Reduce EMI: The goal is to unburden the machine from processing EMI in the first place.

-Move away from the source (obvious)
-Try a different day or time of day
-Eliminate the source (Turn off the invisible fence!)
-Reduce detector sensitivity
-Try different single frequency modes
-Smaller coil size


Let's say I'm in a park and stuck in EMI. I'm on vacation, determined to hunt, and can't go anywhere else or come back. I'm fine not digging anything super deep, and I still want the benefits of multi frequency. What to do? Lower my sensitivity to the high teens, run a higher iron bias, notch out -9 to -3 where the EMI seems to be hitting the hardest. Maybe even switch to the smaller coil. If that works, it fits my hunting goals.

Or, let's say I'm in a fairly clean yard and I found some deep coins last time I hunted. The permission runs out today and the homeowners are gone and left the invisible fence turned on. I want to use the big coil and prioritize sensitivity.
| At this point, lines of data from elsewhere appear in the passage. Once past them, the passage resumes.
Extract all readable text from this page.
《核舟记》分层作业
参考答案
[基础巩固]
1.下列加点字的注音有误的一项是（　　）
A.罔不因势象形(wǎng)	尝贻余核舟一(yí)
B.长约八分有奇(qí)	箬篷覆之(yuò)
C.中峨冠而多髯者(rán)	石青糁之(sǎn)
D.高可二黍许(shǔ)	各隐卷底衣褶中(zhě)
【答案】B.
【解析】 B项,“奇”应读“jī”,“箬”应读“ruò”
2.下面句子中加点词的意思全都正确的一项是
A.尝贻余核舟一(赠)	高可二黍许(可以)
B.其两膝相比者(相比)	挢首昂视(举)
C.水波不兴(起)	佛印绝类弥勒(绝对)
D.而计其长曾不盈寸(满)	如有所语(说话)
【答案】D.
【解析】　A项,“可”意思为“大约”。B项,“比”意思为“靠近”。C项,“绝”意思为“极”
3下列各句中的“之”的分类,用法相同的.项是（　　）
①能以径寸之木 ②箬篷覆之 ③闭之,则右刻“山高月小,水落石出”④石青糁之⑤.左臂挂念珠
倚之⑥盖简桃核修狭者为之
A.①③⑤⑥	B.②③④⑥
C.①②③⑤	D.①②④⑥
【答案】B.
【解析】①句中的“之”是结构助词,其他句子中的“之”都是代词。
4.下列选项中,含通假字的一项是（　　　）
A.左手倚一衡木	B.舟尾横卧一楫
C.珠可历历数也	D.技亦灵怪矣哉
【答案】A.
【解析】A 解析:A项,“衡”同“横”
Going through the single frequency modes I discover that the EMI I'm hearing in multi frequency is actually contained entirely to the 5 kHz range and completely gone in all other modes. I can work with that! I'll hunt in 10 kHz--good for deep silver anyway--using the big coil and sensitivity up high. Nothing notched out so I can hear the deep iron tones along with the deep high tones.
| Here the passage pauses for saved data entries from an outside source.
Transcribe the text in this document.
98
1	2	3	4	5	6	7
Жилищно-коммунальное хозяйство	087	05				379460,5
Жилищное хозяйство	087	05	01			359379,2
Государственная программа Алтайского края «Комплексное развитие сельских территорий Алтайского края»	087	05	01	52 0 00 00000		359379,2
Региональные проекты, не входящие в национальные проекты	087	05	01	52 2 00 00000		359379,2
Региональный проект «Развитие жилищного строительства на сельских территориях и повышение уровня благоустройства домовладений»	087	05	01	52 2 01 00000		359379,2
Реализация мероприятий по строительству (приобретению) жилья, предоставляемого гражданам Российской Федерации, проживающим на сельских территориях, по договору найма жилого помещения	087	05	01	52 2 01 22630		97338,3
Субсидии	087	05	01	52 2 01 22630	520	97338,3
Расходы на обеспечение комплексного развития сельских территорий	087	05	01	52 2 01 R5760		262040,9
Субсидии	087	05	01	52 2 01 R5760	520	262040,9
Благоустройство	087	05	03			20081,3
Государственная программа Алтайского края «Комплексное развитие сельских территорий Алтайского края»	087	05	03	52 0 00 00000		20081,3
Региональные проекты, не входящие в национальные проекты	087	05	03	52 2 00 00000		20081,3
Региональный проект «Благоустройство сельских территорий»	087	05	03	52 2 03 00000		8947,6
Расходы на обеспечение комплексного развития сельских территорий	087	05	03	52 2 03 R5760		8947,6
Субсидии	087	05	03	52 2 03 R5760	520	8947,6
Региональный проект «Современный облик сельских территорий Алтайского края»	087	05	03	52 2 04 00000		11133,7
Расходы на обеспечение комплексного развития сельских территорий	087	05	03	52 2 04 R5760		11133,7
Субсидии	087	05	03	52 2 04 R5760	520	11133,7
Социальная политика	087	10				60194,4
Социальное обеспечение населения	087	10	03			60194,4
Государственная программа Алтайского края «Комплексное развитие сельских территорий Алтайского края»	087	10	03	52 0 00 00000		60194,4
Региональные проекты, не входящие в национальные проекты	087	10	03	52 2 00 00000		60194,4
In both solutions the priority was to think about hunting goals, and as much as possible not just cover up the EMI but rather eliminate it. Or some combination of the two.

Hopefully that gives you some options and ideas.
 
Last edited:
The most important detail is whether it was beeping when you weren't moving the coil.

If it only beeped a lot when you moved it, and there are no highly unusual ground mineral issues or ground balance settings, then maybe you're just used to fairly clean hunting spots. Welcome to the world of trashy park dirt! I often hunt areas and entire yards where I hear a dozen beeps with every swing.

If it was beeping even when you weren't moving the coil, then that's electro-magnetic interference.

After you noise cancel, there are two different approaches to dealing with EMI. 1. Cover up the effects of it. 2. Eliminate it. The solution is usually a combination of these things depending on the property and hunting goals.

This is about the Equinox, but some general ideas are universal.

Silence the effects of EMI:

-Notch out most of it. This is OK if it's mostly very low or very high (as mentioned by oaktree)
-increase iron bias. More quick high tones get reported as iron (as mentioned by oaktree)
-Reduce recovery speed. Fewer quick hits get reported.

In all cases above, THE DETECTOR STILL "HEARS" THE EMI AND HAS TO PROCESS IT. All you've done is apply a few tricks so YOU don't hear it. Processing power is still being dedicated to the EMI and it's competing with legitimate signals.

Reduce EMI:

-Move away from the source (obvious)
-Try a different day or time of day
-Eliminate the source (Turn off the invisible fence!)
-Reduce detector sensitivity
-Try different single frequency modes
-Smaller coil size

In all of these cases, the goal is to unburden the machine from processing EMI in the first place.


Let's say I'm in a park and stuck in EMI. I'm on vacation, determined to hunt, and can't go anywhere else or come back. I fine not digging anything super deep. I still want the benefits of multi frequency. So, I lower my sensitivity to the high teens, run a higher iron bias, notch out -9 to -3 where the EMI seems to be hitting the hardest. Maybe even switch to the smaller coil. If that works, it fits my hunting goals.

On the other hand, let's say I'm in a fairly clean yard and I've found some deep coins last time I hunted. For some reason there's now bad EMI on multifrequency and the permission runs out today. The homeowners are gone and left the invisible fence turned on. I want to use the big coil and prioritize sensitivity to go slow and hear deep coins. I discover that the EMI I'm hearing in multi frequency is contained entirely to the 5 kHz range and completely gone in all other modes. I'm now free to hunt in 10 kHz with the big coil and sensitivity up high. Nothing notched out. As far as the detector is concerned there is no EMI and it isn't spending any processing power on it.

Hopefully that gives you some options and ideas.

What a great post! this is helpful to us new guys for sure!